Patronase, menurut James Scott ( 1977, ahli politik dan antropolog), adalah suatu jalinan hubungan antara dua belah pihak yang tidak setara, terutama dalam penguasaan sumber daya alam dan ekonomi. Ada pihak sebagai patron yang dominan dan pihak lain sebagai klien sebagai subordinat yang memberi pengabdian, loyalitas, ketaatan dan dukungan kepada pihak sang patron.
Politik patronase umunya berkembang dalam masyarakat adat, atau masyarakat yang pendidikan politiknya rendah.
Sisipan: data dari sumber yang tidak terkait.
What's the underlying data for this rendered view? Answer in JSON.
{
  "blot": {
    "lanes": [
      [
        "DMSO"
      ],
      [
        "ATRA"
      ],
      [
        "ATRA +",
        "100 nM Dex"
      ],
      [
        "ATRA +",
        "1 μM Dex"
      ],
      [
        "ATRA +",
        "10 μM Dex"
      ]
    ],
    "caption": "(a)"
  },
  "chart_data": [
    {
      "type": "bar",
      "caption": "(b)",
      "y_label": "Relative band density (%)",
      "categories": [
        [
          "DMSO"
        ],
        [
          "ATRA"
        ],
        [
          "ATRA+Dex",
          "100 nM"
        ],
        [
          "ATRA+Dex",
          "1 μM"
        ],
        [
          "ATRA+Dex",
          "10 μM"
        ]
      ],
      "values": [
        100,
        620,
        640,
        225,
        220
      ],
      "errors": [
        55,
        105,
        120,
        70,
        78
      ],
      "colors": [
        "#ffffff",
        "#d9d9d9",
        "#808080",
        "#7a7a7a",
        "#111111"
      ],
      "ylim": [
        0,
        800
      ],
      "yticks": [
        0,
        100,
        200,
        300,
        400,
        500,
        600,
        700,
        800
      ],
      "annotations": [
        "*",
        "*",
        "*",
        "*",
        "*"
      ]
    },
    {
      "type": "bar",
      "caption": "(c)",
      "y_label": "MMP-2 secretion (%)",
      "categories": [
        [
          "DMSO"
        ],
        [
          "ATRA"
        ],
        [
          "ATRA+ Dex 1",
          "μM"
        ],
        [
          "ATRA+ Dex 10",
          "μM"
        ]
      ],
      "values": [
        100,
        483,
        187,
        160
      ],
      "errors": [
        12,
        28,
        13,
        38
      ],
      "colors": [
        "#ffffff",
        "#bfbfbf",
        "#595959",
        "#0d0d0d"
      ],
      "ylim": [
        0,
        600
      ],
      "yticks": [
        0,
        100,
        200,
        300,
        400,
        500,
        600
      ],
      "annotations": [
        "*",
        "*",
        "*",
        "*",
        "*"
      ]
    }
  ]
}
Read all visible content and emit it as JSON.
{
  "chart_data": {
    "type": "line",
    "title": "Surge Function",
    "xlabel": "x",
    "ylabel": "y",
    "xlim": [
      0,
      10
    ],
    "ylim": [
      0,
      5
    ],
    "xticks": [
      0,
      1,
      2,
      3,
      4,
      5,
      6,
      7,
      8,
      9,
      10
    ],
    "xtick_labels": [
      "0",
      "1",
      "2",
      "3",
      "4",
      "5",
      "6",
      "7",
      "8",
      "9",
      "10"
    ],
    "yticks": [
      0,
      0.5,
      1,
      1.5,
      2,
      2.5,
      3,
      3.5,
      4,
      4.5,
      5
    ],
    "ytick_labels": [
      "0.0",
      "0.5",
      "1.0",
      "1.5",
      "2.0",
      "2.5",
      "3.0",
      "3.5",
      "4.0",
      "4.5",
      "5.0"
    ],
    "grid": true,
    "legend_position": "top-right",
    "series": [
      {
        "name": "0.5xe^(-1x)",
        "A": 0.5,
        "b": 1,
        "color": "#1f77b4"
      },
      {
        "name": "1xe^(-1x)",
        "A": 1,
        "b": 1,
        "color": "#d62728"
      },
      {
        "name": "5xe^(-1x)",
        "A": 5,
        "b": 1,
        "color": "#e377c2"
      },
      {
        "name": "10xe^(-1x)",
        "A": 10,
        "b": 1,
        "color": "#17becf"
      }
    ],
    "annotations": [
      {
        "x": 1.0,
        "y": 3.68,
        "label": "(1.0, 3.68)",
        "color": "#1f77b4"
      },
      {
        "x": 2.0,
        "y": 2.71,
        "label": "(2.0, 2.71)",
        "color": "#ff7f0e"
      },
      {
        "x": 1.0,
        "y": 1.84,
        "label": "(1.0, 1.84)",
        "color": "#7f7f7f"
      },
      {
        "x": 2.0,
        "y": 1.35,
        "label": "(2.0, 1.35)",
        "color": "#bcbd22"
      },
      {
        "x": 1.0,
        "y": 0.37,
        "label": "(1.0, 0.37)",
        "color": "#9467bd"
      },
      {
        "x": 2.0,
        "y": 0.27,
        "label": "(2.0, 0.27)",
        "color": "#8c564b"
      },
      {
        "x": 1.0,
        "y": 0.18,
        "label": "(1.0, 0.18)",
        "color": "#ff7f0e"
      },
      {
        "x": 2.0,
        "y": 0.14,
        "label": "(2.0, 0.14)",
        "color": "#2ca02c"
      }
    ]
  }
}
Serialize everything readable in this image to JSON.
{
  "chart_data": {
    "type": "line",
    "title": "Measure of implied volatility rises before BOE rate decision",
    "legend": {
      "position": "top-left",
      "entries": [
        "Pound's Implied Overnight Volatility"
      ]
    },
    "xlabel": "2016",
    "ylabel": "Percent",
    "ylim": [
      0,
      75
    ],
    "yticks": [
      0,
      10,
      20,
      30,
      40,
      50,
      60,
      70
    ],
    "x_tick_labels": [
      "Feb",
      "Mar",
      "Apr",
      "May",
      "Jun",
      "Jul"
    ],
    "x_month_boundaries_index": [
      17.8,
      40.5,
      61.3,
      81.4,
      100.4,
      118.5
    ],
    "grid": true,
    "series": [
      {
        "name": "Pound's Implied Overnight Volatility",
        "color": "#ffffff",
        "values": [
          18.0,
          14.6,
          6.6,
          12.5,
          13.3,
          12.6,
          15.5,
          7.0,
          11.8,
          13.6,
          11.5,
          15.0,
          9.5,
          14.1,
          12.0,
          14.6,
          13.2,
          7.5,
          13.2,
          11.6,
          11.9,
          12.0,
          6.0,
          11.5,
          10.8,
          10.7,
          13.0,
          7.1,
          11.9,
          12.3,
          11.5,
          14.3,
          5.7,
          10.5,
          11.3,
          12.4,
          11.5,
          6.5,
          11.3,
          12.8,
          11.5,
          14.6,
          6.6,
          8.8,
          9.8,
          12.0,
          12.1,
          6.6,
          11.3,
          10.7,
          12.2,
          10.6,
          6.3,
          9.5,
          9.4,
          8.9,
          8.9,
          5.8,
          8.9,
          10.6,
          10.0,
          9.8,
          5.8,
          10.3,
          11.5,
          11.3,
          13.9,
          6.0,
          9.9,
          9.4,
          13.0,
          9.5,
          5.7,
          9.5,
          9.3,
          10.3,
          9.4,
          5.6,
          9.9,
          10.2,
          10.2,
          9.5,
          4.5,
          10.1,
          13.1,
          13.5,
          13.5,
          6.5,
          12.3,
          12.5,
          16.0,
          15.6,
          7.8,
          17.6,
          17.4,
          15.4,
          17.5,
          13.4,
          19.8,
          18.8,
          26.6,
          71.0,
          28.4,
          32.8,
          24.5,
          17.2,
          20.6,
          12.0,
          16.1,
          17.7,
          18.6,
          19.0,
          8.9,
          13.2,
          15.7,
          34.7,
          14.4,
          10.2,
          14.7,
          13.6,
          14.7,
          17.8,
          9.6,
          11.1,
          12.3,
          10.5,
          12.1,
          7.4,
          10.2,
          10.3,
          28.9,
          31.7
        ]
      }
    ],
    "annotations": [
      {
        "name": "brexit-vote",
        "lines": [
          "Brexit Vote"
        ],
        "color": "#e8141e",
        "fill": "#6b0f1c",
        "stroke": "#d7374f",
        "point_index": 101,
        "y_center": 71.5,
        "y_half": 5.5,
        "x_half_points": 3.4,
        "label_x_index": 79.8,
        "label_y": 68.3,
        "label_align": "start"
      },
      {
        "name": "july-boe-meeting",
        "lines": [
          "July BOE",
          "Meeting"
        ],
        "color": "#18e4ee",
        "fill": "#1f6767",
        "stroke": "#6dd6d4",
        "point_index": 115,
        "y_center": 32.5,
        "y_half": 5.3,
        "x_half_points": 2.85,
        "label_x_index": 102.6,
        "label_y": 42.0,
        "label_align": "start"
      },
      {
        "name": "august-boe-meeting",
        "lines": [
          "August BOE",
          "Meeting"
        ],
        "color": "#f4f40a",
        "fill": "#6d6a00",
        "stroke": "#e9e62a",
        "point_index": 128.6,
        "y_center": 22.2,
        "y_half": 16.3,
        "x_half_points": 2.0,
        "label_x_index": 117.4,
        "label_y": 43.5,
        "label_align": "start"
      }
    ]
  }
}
Patronase berasal dari kata patron yang berarti yang memiliki kuasa dan wewenang, dan klien sebagai pengikut atau pelanggan sebagai objek dari patron di atas. Dalam hubungan antara patron dan klien, ada hubungan yang saling menguntungkan. Patron memerlukan dukungan agar dapat berkuasa dan di pihak lain sang klien diprioritaskan untuk mendapatkan pekerjaan, proyek, atau dana hibah dan bantuan.
Hubungan patron klien, sang klien tak melulu orang yang lemah, namun bisa juga seorang pengusaha kaya, yang mengharapakan bisnisnya berjalan mulus, melalui keluarnya ijin tertentu atau fasilitas usaha tertentu. Atau klien bisa juga seorang birokrat yang mampu menggerakkan kekuatan birokrasi untuk diarahkan pada seorang calon pemimpin tertentu, dengan imbalan jabatan yang strategis.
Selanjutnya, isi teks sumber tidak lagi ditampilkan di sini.